For the statistical analysis of regional differences in brain activation, painful stimulation and resting condition were input into the categorical general linear model design at the subject level (Friston et al. 1995). Contrasts between pain and baseline conditions were computed for each subject. In addition, main effects were computed using one-sample t-tests for each group (UWS, HC) separately.
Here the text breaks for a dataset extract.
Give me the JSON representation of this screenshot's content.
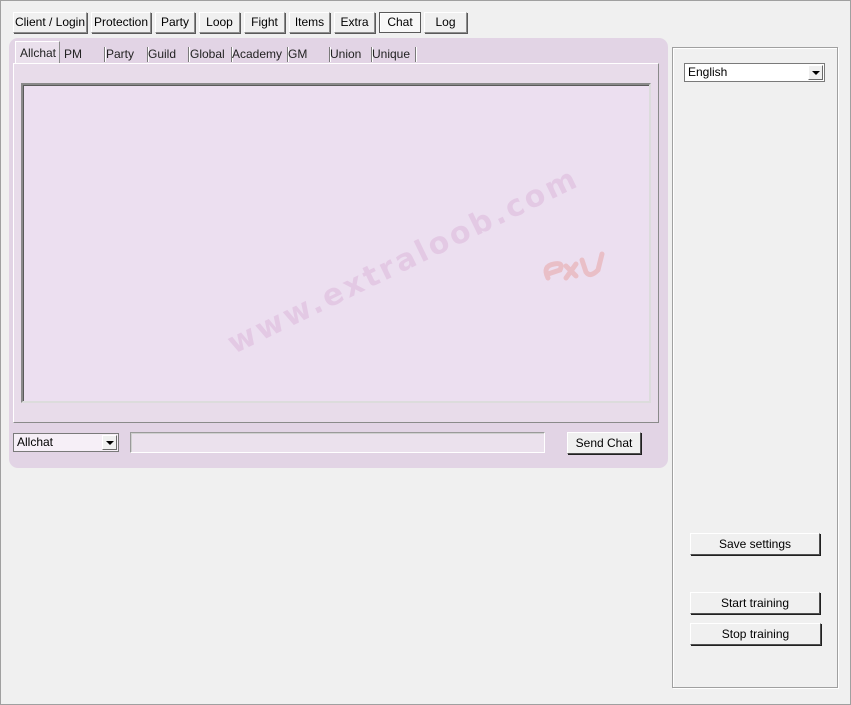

The probability threshold was set at P < 0.05, corrected for family-wise errors (FWE) for whole-brain analysis.
In addition, region of interest (ROI) analyses were performed for pain-related brain areas on the individual level, such as the ACC, insula, S1, S2, thalamus, and cerebellum using automated anatomical labeling masks (Tzourio-Mazoyer et al. 2002) and the WFU Pickatlas (Maldjian et al. 2003). ROI analyses were applied in HCs and patients. The ROIs were superimposed onto each patient's T1 image with manual adjustments to those anatomical landmarks if necessary (Bekinschtein et al. 2011). A significance level of P < 0.05 (FWE corrected) was used.
For comparison between UWS and HC, several chi-squared tests were applied. Their significance was corrected by the number of the tests using the Bonferroni–Holm correction procedure (Holm 1979).